My husband, he was a very good man, 10 years older than me.  He was a gentleman, he looked after me.  He knew I was only young.  I was like Olive Oil, I was so thin.  Only 6 stone.

I helped my husband in the shop down in Claremont, Perth.  Later I got a job at the asylum.  I had a very good job.  Because I had been in business with my husband I had a lot of clues.  I used to look after the matron and the deputy matrons.  I had to answer their phones.  I had 2 girls under me.  I was in charge. 

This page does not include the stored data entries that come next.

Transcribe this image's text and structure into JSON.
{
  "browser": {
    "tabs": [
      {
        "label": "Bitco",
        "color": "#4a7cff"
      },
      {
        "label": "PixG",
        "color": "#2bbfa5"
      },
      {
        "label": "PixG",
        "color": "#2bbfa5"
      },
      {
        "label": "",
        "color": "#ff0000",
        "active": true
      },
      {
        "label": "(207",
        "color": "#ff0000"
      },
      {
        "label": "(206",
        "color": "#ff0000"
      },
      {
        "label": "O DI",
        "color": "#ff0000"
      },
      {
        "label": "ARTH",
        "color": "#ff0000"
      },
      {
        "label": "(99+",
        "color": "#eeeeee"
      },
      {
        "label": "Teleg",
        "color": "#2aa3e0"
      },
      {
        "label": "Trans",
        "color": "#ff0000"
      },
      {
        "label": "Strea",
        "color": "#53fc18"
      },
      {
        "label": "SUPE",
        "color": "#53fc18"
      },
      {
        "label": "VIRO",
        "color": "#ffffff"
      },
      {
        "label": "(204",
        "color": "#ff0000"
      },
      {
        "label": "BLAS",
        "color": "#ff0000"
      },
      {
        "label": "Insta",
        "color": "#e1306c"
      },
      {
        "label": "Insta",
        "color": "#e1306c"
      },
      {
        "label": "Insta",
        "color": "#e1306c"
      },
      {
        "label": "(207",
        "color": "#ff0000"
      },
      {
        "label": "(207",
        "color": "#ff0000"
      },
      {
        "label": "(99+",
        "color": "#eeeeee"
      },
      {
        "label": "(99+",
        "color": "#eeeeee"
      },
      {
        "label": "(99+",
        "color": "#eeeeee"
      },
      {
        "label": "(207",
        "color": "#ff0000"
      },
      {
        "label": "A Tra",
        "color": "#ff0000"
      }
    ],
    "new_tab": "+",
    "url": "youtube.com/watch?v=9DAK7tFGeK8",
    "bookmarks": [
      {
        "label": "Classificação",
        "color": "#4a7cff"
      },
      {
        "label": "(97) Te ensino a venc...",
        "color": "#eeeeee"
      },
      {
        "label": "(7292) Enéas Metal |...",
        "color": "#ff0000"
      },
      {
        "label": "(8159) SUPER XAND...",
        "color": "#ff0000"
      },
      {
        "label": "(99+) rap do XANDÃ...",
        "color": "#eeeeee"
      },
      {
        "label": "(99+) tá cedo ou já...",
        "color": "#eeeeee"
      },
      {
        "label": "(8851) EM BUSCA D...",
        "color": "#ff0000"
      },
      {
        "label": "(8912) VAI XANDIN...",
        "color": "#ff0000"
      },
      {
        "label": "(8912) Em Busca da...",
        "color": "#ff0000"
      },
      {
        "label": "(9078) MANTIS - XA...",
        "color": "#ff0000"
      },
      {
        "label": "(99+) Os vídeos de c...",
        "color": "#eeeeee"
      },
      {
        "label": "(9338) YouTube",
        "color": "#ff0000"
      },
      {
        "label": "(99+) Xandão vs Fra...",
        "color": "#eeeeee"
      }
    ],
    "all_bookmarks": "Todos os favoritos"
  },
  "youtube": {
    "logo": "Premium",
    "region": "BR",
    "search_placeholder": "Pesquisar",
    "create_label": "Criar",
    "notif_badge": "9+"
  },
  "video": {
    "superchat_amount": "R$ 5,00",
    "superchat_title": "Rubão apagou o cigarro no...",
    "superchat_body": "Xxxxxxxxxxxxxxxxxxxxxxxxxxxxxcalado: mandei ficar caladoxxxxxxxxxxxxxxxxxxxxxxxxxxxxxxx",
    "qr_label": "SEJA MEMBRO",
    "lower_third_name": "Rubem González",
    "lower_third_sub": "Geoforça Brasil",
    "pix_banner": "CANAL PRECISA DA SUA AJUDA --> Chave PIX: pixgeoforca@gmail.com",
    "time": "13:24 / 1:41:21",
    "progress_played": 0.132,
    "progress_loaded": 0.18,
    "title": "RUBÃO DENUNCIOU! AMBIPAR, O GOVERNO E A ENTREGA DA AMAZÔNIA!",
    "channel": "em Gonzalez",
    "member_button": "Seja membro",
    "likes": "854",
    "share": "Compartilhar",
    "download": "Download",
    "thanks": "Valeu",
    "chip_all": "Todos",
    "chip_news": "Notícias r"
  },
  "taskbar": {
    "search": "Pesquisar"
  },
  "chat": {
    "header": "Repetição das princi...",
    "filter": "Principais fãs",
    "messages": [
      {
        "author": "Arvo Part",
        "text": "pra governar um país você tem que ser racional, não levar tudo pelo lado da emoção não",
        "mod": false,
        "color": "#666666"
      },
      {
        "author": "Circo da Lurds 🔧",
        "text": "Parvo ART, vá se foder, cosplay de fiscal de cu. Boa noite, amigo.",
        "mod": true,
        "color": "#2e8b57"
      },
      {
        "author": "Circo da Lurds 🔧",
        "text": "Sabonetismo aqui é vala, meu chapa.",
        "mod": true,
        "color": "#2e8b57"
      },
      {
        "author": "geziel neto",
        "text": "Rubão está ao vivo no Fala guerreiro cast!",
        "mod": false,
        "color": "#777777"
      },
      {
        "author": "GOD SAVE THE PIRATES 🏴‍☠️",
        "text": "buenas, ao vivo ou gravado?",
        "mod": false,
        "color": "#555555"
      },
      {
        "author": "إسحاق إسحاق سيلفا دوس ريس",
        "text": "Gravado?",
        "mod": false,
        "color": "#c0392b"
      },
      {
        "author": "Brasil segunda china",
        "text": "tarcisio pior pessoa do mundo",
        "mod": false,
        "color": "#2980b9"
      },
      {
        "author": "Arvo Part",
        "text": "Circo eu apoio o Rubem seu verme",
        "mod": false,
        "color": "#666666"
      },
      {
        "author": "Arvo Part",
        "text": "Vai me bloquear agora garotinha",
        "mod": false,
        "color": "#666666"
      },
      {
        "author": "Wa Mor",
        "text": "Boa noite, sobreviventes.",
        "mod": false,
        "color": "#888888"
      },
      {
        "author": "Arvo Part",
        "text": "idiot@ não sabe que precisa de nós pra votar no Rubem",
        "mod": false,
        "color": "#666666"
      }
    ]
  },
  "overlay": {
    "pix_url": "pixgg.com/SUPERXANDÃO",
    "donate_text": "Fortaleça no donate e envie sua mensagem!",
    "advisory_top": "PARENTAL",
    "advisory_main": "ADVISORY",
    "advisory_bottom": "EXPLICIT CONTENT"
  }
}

My 2 older brothers joined the world war from Darwin in the Northern Territory.  One was in Timor, the other in Waratah.  I was very good to them.  I used to send them things.  I used to buy a loaf of bread, or a double loaf.  Take the guts out of it.  Put a beer in it.  Or cigarettes.  Or soaps.  Or greek food I had made.  I mean we didn’t know where they were, we weren’t allowed to know; ‘Address unknown’.  We just sent the parcel to a standard army address.   My brothers always wrote to say they’d received the parcels.  When they came home from the war they weren’t the same people.  They had a very bad time.  They both came home sick. 

Later, there was tragedy in the family. 

The government in Northern Territory at that time would ship whole little houses on trucks to new land.  My youngest brother was a carpenter.  The chap he was working for always reminded them to turn the electricity off before shoving the houses off the truck.  But this time there’d been an accident and the electricity wasn’t turned off.  My brother was at the top of a house, a wire touched him and he was gone.  He made one somersault and he was burned.  He was only 24 years of age."